HUMANIST-PROFESSOR JOHN ARGYROPOULOS
IN FLORENCE AND ROME ( 1 4 1 5 -1 487)
by
PROFESSOR DENO GEANAKOPLOS
Our knowledge of the activities of the Byzantine scholar-emigres to the West in
the period of the Italian Renaissance has in recent years been increasing. Nevertheless,
the careers of many, including even some of the most important, are still insufficiently
known. More precisely, their contribution to the Renaissance has not yet adequately
been integrated into the mainstream of the development of Italian humanism. Such
is the case with the Byzantine John Argyropoulos. Although his name is as well
known as that of the most famous of the Byzantine humanist-emigres Bessarion,
Chalcondyles, Chrysoloras, and Musurus no biography has been written on him
since the single, pioneering but now in some ways outdated work of Cammelli, nor
has anyone as yet attempted to delineate his career in English.* Nonetheless, his
career is of genuine significance not only because his teaching of Greek brought a
special eclat to Medici Florence but, more important, because it was primarily his
influence on Florentine humanism that served to transform its original emphasis
on rhetoric to a broader interest in metaphysical philosophy.
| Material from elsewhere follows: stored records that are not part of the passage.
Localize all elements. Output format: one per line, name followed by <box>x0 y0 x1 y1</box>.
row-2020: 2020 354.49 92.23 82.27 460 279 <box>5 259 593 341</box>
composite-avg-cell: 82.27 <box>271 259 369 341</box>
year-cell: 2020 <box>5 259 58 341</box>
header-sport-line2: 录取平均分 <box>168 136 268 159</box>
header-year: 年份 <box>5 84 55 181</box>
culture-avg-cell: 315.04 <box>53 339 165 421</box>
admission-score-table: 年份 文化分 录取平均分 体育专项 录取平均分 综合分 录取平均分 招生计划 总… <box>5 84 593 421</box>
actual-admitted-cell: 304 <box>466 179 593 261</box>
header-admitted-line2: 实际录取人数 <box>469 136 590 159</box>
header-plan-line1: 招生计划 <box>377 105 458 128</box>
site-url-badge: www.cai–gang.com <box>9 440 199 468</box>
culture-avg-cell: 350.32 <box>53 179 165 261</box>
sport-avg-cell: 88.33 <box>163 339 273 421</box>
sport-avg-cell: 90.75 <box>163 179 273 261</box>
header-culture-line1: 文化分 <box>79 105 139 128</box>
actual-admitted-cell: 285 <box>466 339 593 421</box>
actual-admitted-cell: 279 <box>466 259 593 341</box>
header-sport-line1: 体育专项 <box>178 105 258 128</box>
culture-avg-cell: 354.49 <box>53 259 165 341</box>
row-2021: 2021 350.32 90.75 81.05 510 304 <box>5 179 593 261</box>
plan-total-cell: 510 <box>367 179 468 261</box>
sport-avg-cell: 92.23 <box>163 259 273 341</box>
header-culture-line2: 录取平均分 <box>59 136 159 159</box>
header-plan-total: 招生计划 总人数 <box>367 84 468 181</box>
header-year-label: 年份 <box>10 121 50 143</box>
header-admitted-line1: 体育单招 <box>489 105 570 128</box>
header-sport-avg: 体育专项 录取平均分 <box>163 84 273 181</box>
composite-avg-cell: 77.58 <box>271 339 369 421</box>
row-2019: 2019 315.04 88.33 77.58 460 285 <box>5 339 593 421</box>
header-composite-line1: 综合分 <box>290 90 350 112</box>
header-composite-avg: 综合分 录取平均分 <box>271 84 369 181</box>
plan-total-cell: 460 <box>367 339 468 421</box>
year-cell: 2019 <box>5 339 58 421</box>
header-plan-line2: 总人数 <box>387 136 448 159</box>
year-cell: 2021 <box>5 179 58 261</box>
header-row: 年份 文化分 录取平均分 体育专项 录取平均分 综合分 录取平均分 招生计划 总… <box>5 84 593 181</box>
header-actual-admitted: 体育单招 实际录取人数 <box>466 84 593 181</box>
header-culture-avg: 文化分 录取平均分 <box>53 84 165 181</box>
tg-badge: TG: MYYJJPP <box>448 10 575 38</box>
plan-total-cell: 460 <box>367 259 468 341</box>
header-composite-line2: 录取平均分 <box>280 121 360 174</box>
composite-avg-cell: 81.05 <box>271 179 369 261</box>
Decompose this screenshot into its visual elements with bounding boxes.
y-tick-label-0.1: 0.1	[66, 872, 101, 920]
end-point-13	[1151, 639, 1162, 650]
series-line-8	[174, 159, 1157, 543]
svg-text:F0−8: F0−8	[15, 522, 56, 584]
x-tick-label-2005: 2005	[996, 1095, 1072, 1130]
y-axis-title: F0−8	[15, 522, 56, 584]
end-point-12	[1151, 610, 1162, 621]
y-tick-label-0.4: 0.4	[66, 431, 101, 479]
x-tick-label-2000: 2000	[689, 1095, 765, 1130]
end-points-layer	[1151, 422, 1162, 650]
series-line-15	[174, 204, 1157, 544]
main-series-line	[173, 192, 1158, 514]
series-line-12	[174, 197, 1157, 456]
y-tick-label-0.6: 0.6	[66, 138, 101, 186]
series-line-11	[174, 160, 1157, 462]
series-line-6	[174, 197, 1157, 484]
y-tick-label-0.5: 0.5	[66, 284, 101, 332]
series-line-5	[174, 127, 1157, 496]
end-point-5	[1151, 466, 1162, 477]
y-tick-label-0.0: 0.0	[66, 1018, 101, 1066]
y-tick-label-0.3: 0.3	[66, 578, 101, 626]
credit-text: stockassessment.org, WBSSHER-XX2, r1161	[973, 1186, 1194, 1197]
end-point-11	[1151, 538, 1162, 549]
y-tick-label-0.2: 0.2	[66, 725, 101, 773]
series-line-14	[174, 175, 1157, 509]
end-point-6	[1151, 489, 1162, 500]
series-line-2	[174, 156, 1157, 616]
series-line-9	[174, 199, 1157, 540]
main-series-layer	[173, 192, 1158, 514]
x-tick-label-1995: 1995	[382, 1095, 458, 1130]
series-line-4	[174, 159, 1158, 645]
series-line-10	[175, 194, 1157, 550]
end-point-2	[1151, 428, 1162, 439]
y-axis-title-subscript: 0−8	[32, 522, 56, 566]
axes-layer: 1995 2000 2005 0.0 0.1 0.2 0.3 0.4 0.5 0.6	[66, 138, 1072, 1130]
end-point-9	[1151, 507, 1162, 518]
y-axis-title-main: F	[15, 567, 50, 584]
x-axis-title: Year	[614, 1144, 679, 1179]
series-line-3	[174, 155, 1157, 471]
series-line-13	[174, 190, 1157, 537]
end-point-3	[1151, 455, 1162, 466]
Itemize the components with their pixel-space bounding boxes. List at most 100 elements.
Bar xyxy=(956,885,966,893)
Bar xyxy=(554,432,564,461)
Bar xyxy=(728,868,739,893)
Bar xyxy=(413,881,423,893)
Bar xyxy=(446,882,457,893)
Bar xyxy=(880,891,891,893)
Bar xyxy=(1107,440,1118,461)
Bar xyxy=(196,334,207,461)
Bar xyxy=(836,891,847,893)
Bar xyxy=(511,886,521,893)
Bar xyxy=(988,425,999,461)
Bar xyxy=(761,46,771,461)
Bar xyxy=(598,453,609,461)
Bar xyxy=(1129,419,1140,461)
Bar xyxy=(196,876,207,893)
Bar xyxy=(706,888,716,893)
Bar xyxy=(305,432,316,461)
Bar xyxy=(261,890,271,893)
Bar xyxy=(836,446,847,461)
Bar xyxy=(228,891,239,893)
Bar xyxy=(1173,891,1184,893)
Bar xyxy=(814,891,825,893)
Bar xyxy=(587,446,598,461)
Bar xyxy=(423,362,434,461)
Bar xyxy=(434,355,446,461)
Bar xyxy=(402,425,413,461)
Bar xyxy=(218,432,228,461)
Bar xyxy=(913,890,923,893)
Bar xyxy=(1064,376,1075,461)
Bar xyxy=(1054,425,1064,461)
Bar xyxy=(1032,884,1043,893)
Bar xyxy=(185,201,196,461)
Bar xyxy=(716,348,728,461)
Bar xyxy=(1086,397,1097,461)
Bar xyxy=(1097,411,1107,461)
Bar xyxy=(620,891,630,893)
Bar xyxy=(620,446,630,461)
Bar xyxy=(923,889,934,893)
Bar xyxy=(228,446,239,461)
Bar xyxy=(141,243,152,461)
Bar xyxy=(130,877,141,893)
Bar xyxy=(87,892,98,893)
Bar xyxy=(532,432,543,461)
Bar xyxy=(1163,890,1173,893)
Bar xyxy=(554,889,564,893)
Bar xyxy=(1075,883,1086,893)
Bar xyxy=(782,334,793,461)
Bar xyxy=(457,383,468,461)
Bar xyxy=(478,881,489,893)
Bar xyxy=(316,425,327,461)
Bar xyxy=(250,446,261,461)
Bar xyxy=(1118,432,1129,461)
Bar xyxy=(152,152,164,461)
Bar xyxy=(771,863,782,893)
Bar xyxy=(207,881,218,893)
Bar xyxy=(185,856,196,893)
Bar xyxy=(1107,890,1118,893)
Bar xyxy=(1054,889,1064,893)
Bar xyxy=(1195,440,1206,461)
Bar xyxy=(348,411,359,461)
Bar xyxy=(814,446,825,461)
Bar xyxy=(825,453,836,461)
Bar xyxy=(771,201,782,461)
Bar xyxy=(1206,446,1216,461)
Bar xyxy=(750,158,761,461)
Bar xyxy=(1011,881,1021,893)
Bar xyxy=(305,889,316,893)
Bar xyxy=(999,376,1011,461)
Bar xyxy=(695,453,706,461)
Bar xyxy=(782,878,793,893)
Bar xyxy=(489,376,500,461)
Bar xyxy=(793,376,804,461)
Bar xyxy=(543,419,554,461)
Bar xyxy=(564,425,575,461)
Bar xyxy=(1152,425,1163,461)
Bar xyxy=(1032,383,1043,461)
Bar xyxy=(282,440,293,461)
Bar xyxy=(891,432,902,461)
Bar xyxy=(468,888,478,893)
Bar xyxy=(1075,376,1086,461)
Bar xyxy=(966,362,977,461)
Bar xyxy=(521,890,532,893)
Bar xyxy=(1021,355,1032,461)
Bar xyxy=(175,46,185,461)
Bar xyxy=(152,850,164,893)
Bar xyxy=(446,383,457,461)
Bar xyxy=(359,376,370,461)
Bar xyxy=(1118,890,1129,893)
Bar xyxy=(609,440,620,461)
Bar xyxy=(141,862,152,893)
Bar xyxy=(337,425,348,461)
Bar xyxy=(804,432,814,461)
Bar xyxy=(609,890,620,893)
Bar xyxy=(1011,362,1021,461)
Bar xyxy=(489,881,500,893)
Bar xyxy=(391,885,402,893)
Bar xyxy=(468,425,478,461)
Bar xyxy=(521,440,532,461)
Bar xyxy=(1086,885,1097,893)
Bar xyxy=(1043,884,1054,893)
The career of Argyropoulos may be divided into three broad phases: the first
(obscure because of the extreme poverty of the sources) in Constantinople, where
he taught in the decade or more prior to its fall to the Turks in 1453. The second
period, longest by far and most meaningful for the Italian Renaissance, comprises
that of his tenure of instruction in Florence when that city was at the height of its
fame as a humanistic center. And third, the brief period of his sojourn in Rome,
where for some years he taught at its University and where in 1487 he died.
The precise place of Argyropoulos' birth is unknown, though it was probably
Constantinople, since the few remaining sources on this initial period mention only
that city. Of his family, about all we know is that he came from a distinguished
Byzantine lineage. That very early he was possessed of an unusual ardor for study,
with a particular bent toward philosophy, is evident from his own remarks in a
letter he later exchanged with the celebrated Italian humanist Francesco Filelfo.
* On the career of Argyropoulos see especially the book of G. Cammelli, I Dotti Bizantini e
le origini dell'umanesimo: Giovanni Argiropulo (Florence, 1941) (with bibliography); more
recently E. Garin, "Donato Acciaiuoli, Citizen of Florence," in his Portraits from the Quattrocento,
transl. V. and A. Velen (New York, 1972), pp. 69-81; J. Seigel, " The Teaching of Argyropoulos
and the Rhetoric of the First Humanist," Action and Conviction in Early Modern Europe (Princeton,
1969), pp. 237-60; and on the Byzantine emigre-scholars in general, D. Geanakoplos, Byzantium
and the Renaissance (Hamden, 1972) (reprint of Greek Scholars in Venice: Studies in the Dissemination of Greek Learning from Byzantium to Western Europe (Cambridge, Mass., 1962).